Obama arrives on the rock
An unannounced visit to the Bob Marley Museum by United States President Barack Obama took most persons by surprise. After landing in Jamaica last night, the president had a yearning to enjoy a bit of Jamaica's warmth, colour, culture and beauty before delving into the official nature of his first visit to the island.
Casually dressed, just before 9 p.m. Obama toured the museum as one of Marley's hits, One Love, played in the background. The late iconic reggae king is known as one of the president's favourite artistes.
"What a wonderful tour," Obama said, following the visit to the museum.
Touching down at the Norman Manley International Airport in Air Force One at 7:31 p.m., Obama exited and waved five minutes later then descended to touch Jamaican soil in this historic visit. His face lit up with a warm smile as he received the signature hug from Prime Minister Portia Simpson Miller, the two greeting like old friends.
He and his delegation, including Congresswoman Yvette Clarke, were met by several officials. Among them were US Ambassador to Jamaica Luis Moreno, Governor General Patrick Allen, CARICOM Chairman Perry G. Christie, Opposition Leader Andrew Holness, Minister of Foreign Affairs and Foreign Trade A.J. Nicholson, President of the Senate Floyd Morris, Speaker of the House Michael Peart, Chief Justice Zaila McCalla, CARICOM Secretary General Ambassador Irwin LaRocque, Jamaica's Ambassador to the USA Stephen Vascianne, Chief of Defence Staff Major General Antony Anderson and Commissioner of Police Dr Carl Williams.
Within 14 minutes of landing, Obama was whisked away in the helicopter Marine One to the Jamaica Defence Force's Up Park Camp headquarters on South Camp Road, from where he was expected to be transported to The Jamaica Pegasus hotel in one of the 12 limousines in the presidential fleet.

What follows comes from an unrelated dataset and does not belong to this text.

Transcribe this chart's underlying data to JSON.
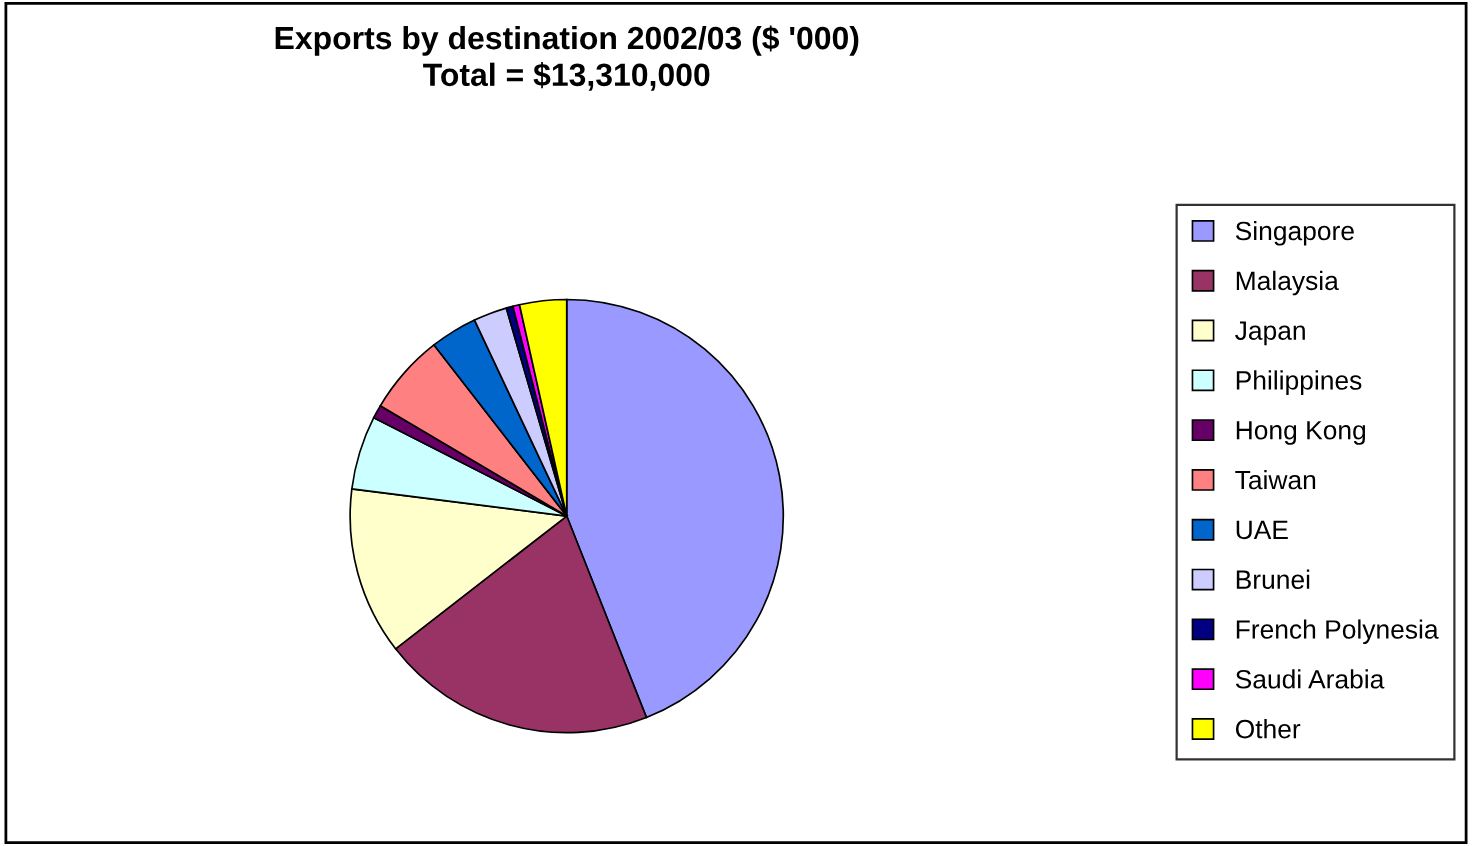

The 44th US President is among several heads of state and government of CARICOM now in Jamaica to hold talks ahead of the seventh Summit of the Americas to be held in Panama from April 10-11. Obama, who is in Jamaica for just under 24 hours, picks up a full day of activities this morning before he leaves the island later this afternoon.
On a tight schedule, the president and his delegation will first hold bilateral talks with Simpson Miller and her team at the Office of the Prime Minister at Jamaica House. White House officials said Obama is expected to give strong support for Jamaica's work to deal with its debt and fiscal crisis, as well as Jamaica's strong performance over the last two years in working with the International Monetary Fund, the World Bank, among others. Energy and security issues will also be on the agenda.
The president then heads to the University of the West Indies (UWI) Regional Headquarters for a meeting with the CARICOM heads of government.
Addresses are expected to be made by Obama and Simpson Miller, as well as the prime ministers of Barbados, Dominica, and Trinidad on the topics of competitiveness, prosperity, energy and security, among other critical issues.
The CARICOM leaders will engage the US president on issues of mutual interest.
Following that, he heads over to the UWI Assembly Hall for a youth town hall forum. Youth development and empowerment always being one of his major focus, Obama is expected to engage the minds of Caribbean and regional young leaders, as he affirms his commitment to partnering with them on shared interest and their aspirations.
His final engagement in Jamaica is scheduled to be at National Heroes Park where he is scheduled to lay a wreath at the Cenotaph, the monument erected in honour of the thousands of Jamaicans who died in World Wars I and II.
After that, the US president will return to Up Park Camp from where he will be airlifted back to Norman Manley International for his flight to Panama.
But who knows what other aspects of Jamaica the US president would wish to partake of before leaving on this short visit.
Obama's meeting with the CARICOM leaders follows the high-level discussion in January with US Vice-President Joe Biden, private-sector investors and the CARICOM heads in Washington, DC, at the Caribbean Energy Security Summit.
The Obama administration had launched the Caribbean Security Energy Initiative last year to address a potential energy crisis in the region, after Venezuela experienced record-high inflation and food shortages. Under the PetroCaribe Energy Cooperation Agreement, Jamaica has been heavily relying on Venezuela for oil since signing the deal in 2005. The US has been discussing with the Caribbean leaders their use of alternative energy sources.
According to CARICOM, this is their third meeting with Obama. Previous meetings had taken place in the margins of the Summit of the Americas in Trinidad and Tobago in 2009 and Colombia in 2012.
Obama's historic visit to Jamaica comes on the heels of the 33rd anniversary of the first visit to the island by a sitting US president, Ronald Reagan, who came here on April 7, 1982.